Shanghai Daily, 02.03.2007
Author: Hans Werner Sinn
In January, the European Union expanded eastward once again. Following the "Big Bang" enlargement of 2004, which added 75 million new EU citizens, the accession of Romania and Bulgaria has added 30 million more.
What does this mean for the labour markets of Western Europe?
Politicians tend to argueMany that, although some argue that, despite the loss of some jobs as plumbers and the like migrate to the West and companies relocate to the East, this will be offset by the West will enjoy more jobs in net terms due to the likely expansion of expansion of itsWest European exports.
That reasoning is familiar, but is it correct?
One thing is certain: enlargement has confronted Western Europe with extremely stiff wage competition.
The view that eastward enlargement will create jobs in the West assumes that East European low-wage workers will complement, and boost demand for, West European workers.
In fact, this is partly the case. West European engineers are needed to design world-class products to be manufactured by East European workers, while people with managerial skills can be sure that their abilities will be needed to integrate the EU's newest workers into the European economy.
But for the great majority of workers who have only their normal labor to sell, East European employees are actually substitutes, not complements.
The implications for the labor market are clear: for the highly qualified in the West European workforce, eastern enlargement will lead to an increase in labor demand; for all others, it will mean a decrease. Due to a fundamental asymmetry in the flexibility of wages this will lead to a net decline of employment.
To be sure, eastern enlargement is leading to an increase in West European exports, because more markets have been opened in which western firms can sell their products.
However, if exports increase, the factors of production - namely capital, qualified workers, and unskilled workers - must be diverted from other sectors of the economy, and this leads , on balance, to a loss of jobs there.
Since export goods are considerably more capital and knowledge-intensive in their production than other goods, the structural change will even reduce the net demand for unskilled labour.
The shrinking sectors include, of course, the labor-intensive preliminary stages of industrial production, where jobs have been outsourced to other countries - a phenomenon that is neither apparent to customers nor reflected in statistics on foreign direct investment.

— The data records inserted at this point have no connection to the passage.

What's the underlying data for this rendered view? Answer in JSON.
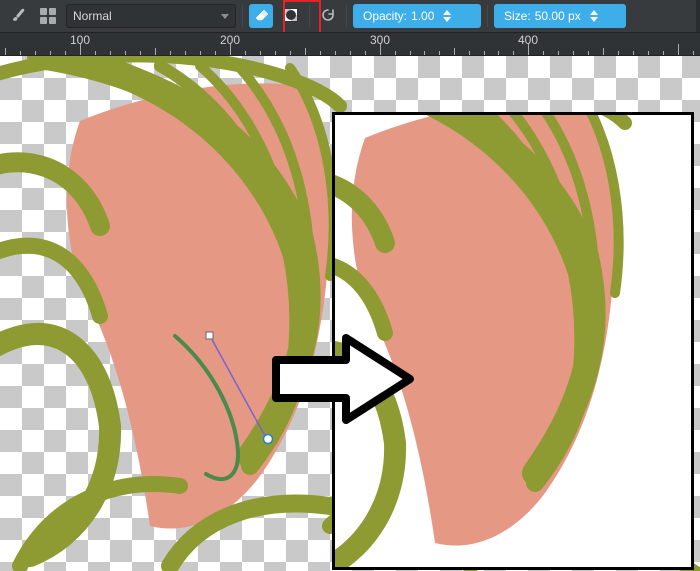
{
  "toolbar": {
    "blend_mode": "Normal",
    "opacity": {
      "label": "Opacity:",
      "value": "1.00"
    },
    "size": {
      "label": "Size:",
      "value": "50.00 px"
    }
  },
  "ruler": {
    "majors": [
      {
        "pos": 80,
        "label": "100"
      },
      {
        "pos": 230,
        "label": "200"
      },
      {
        "pos": 380,
        "label": "300"
      },
      {
        "pos": 528,
        "label": "400"
      }
    ]
  },
  "icons": {
    "brush": "brush-icon",
    "grid": "brush-preset-grid-icon",
    "eraser": "eraser-icon",
    "alpha": "preserve-alpha-icon",
    "reload": "reload-icon"
  }
}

Moreover, while it is often conceded that jobs can be lost via foreign direct investment, much more important are financial capital exports, that is, the loans that enable foreign firms to create jobs on their own turf.
Consider Germany, which in 2006 exported capital worth 108 billion euro, only 25 billion euro of which was for direct investments, whereas net domestic investment in all sectors combined was only 75 billion euro.
Part of this capital export flowed to the new EU members in Eastern Europe, which enjoyed, relative to their size, gigantic capital imports.
Considering all these factors, the assertion that the EU's eastward enlargement will lead to net job creation in Western Europe appears to be nothing more than empty politically correct rhetoric.
(The author is professor of economics and finance at the University of Munich, and president of the Ifo Institute. The views expressed are his own. Copyright: Project Syndicate, 2007. www.project-syndicate.org)
Please send your comments or questions on specific articles to: presse@ifo.de. Please mention in your e-mail the article you are concerned with.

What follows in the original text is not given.